清水博子さん、『ぐずべり』

 私の中にいる概念としての少女は、この世の何物ともむすぼれ合っていない存在である。いつから思い定めたものか。 
 学校とも社会とも友達とも…何物とも、結ぼれ合わない少女は、権高と無邪気、驕慢と内気のはざまで、いつも心許なく宙ぶらりんだ。その危い風情抜きでは、少女を語れない…。そんなことをつらつら考えながら。

 『ぐずべり』、清水博子を読みました。
 

 「亜寒帯」と「ぐずべり」の2篇が収められている。
 「亜熱帯」で描かれる少女藍田は、中学1年生である。随分と寒い地域に住んでいるらしく、彼女の日直当番の1日は、石炭確保の責任と義務がずしりと覆いかぶさってくるようで、読んでいるだけで息苦しくなったほど。
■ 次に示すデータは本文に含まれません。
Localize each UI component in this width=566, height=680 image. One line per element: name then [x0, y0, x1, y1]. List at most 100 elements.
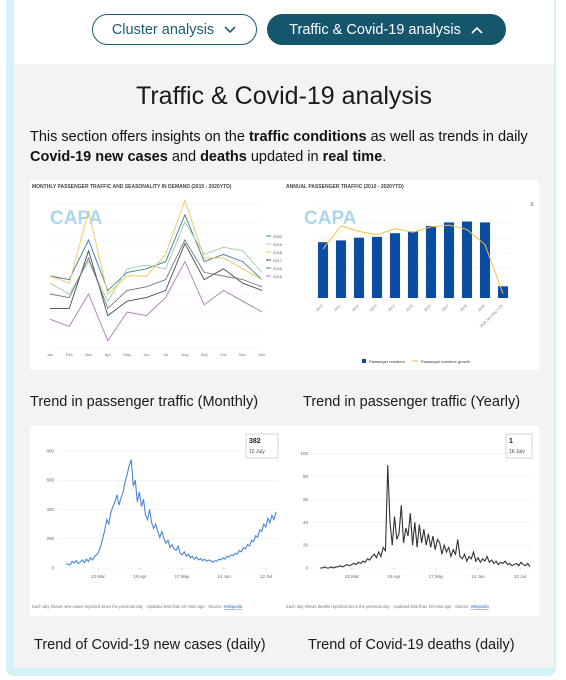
bar — [371, 236, 383, 298]
legend-label: 2020 — [273, 234, 283, 239]
tooltip-value: 1 — [509, 438, 513, 445]
intro-highlight: deaths — [200, 149, 247, 165]
bar — [479, 222, 491, 298]
chart-heading: MONTHLY PASSENGER TRAFFIC AND SEASONALIT… — [32, 184, 232, 190]
chevron-up-icon — [471, 26, 483, 34]
x-tick-label: 17 May — [175, 574, 191, 579]
x-tick-label: 17 May — [429, 574, 445, 579]
x-tick-label: 19 Apr — [133, 574, 147, 579]
y-tick-label: 400 — [46, 507, 54, 512]
x-tick-label: 2016 — [423, 304, 431, 312]
monthly-traffic-chart: MONTHLY PASSENGER TRAFFIC AND SEASONALIT… — [30, 180, 285, 370]
x-tick-label: 22 Mar — [91, 574, 106, 579]
bar — [425, 226, 437, 298]
x-tick-label: 14 Jun — [471, 574, 485, 579]
x-tick-label: Aug — [181, 352, 188, 357]
x-tick-label: 12 Jul — [260, 574, 272, 579]
x-tick-label: 2014 — [387, 304, 395, 312]
legend-label: 2018 — [273, 250, 283, 255]
yearly-caption: Trend in passenger traffic (Yearly) — [303, 394, 521, 410]
x-tick-label: 2010 — [315, 304, 323, 312]
x-tick-label: 2012 — [351, 304, 359, 312]
traffic-covid-analysis-button[interactable]: Traffic & Covid-19 analysis — [267, 14, 506, 45]
bar — [461, 221, 473, 298]
x-tick-label: 19 Apr — [387, 574, 401, 579]
series-line — [49, 220, 263, 303]
covid-cases-chart: 382 16 July Each day shows new cases rep… — [30, 426, 285, 616]
y-tick-label: 800 — [46, 448, 54, 453]
legend-label: 2017 — [273, 258, 283, 263]
hamburger-menu-icon[interactable]: ≡ — [530, 202, 534, 208]
bar — [317, 242, 329, 298]
toggle-bar: Cluster analysis Traffic & Covid-19 anal… — [14, 0, 554, 64]
x-tick-label: Jan — [47, 352, 53, 357]
series-line — [65, 459, 277, 566]
footnote: Each day shows new cases reported since … — [32, 604, 243, 609]
monthly-traffic-svg: MONTHLY PASSENGER TRAFFIC AND SEASONALIT… — [32, 184, 283, 357]
x-tick-label: Apr — [105, 352, 112, 357]
y-tick-label: 100 — [300, 451, 308, 456]
covid-deaths-svg: 1 16 July Each day shows deaths reported… — [286, 433, 533, 609]
chart-heading: ANNUAL PASSENGER TRAFFIC (2010 - 2020YTD… — [286, 184, 404, 190]
x-tick-label: Oct — [220, 352, 227, 357]
intro-highlight: traffic conditions — [248, 129, 367, 145]
legend-label: 2016 — [273, 266, 283, 271]
intro-text: . — [382, 149, 387, 165]
legend-label: 2015 — [273, 274, 283, 279]
x-tick-label: 12 Jul — [514, 574, 526, 579]
yearly-traffic-chart: ANNUAL PASSENGER TRAFFIC (2010 - 2020YTD… — [284, 180, 539, 370]
legend-label: 2019 — [273, 242, 283, 247]
tooltip-value: 382 — [249, 438, 261, 445]
bar — [389, 233, 401, 298]
covid-cases-caption: Trend of Covid-19 new cases (daily) — [34, 637, 266, 653]
tooltip: 1 16 July — [505, 433, 533, 459]
legend-line-label: Passenger numbers growth — [421, 359, 470, 364]
x-tick-label: Jun — [143, 352, 149, 357]
x-tick-label: Mar — [85, 352, 93, 357]
bar — [443, 222, 455, 298]
x-tick-label: Nov — [239, 352, 246, 357]
x-tick-label: 2017 — [441, 304, 449, 312]
x-tick-label: Jul — [163, 352, 168, 357]
cluster-analysis-label: Cluster analysis — [111, 21, 215, 38]
intro-highlight: Covid-19 new cases — [30, 149, 168, 165]
x-tick-label: 2015 — [405, 304, 413, 312]
x-tick-label: 2018 — [459, 304, 467, 312]
yearly-traffic-svg: ANNUAL PASSENGER TRAFFIC (2010 - 2020YTD… — [286, 184, 534, 364]
legend-bar-label: Passenger numbers — [369, 359, 405, 364]
x-tick-label: May — [123, 352, 131, 357]
legend-bar-swatch — [362, 359, 366, 363]
series-line — [49, 260, 263, 342]
y-tick-label: 200 — [46, 536, 54, 541]
y-tick-label: 80 — [303, 474, 309, 479]
traffic-covid-analysis-label: Traffic & Covid-19 analysis — [289, 21, 461, 38]
x-tick-label: 14 Jun — [217, 574, 231, 579]
covid-deaths-caption: Trend of Covid-19 deaths (daily) — [308, 637, 515, 653]
monthly-caption: Trend in passenger traffic (Monthly) — [30, 394, 259, 410]
y-tick-label: 0 — [51, 566, 54, 571]
series-line — [50, 242, 263, 317]
tooltip-date: 16 July — [509, 449, 525, 455]
intro-text: and — [167, 149, 201, 165]
y-tick-label: 40 — [303, 520, 309, 525]
intro-text: This section offers insights on the — [30, 129, 249, 145]
covid-deaths-chart: 1 16 July Each day shows deaths reported… — [284, 426, 539, 616]
x-tick-label: Dec — [258, 352, 265, 357]
x-tick-label: 2011 — [333, 304, 341, 312]
y-tick-label: 60 — [303, 497, 309, 502]
x-tick-label: Feb — [66, 352, 74, 357]
y-tick-label: 20 — [303, 543, 309, 548]
series-line — [49, 239, 263, 310]
cluster-analysis-button[interactable]: Cluster analysis — [92, 14, 257, 45]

それなのに、肝心の本人はそれらを、うわの空の独特な淡さで坦々と受け流している。どこか変わった女の子である。
 自分がそんな年頃だった日々を思い起こせば、教室にいる時間とは、女の子同士の付き合いに戦々恐々としつつ、微妙な距離を保って綱渡りのように己を守らなければならなかった…という苦い記憶ばかりだ。その点、藍田にはあまり…というか全く、そんな心労は見受けられない。にも関わらず、元少女の端くれとしてとちゃんと彼女にシンパシーを抱けることを、とても面白く感じた。  
 周囲への奇妙な無頓着さ、とりとめもない考えごとに耽る癖、上手く物事を繋ぎ合わせられないまま、所在なくただそこにいるみたいなアンバランスさ…。身に覚えがないとは言えない。

 次の「ぐずべり」には、大人になった藍田がAAとして出てくる。そして、結局エキセントリックなまま大人になったAAのことを見つめるのが、中学生の姪の理子である。 
 その理子が、自分の母親・菜子のことについて、“もしもいまおかあさんが同級生だったとしてもぜったいにともだちになってない” “亜子ちゃんがおかあさんだったらよかったのに” …などと父親に文句を言った件では、ただただ苦笑いがこぼれた。それを聞いた菜子が、その言葉を左程深刻には受け取っていないようだったので、胸を撫で下ろしたけれど。母親は常に、娘の批判の矢面に立たされているものでしょうね…。一番身近な同性でもあるし、ううむ。
 これまた掴みどころのない作品で、面白かった。藍田が昔書いた読書感想文のタイトルが、「理解できない『金閣寺』」とか、思わずにやにや笑ってしまった。ふっと不意打ちでお下品になるのも、清水さんらしい。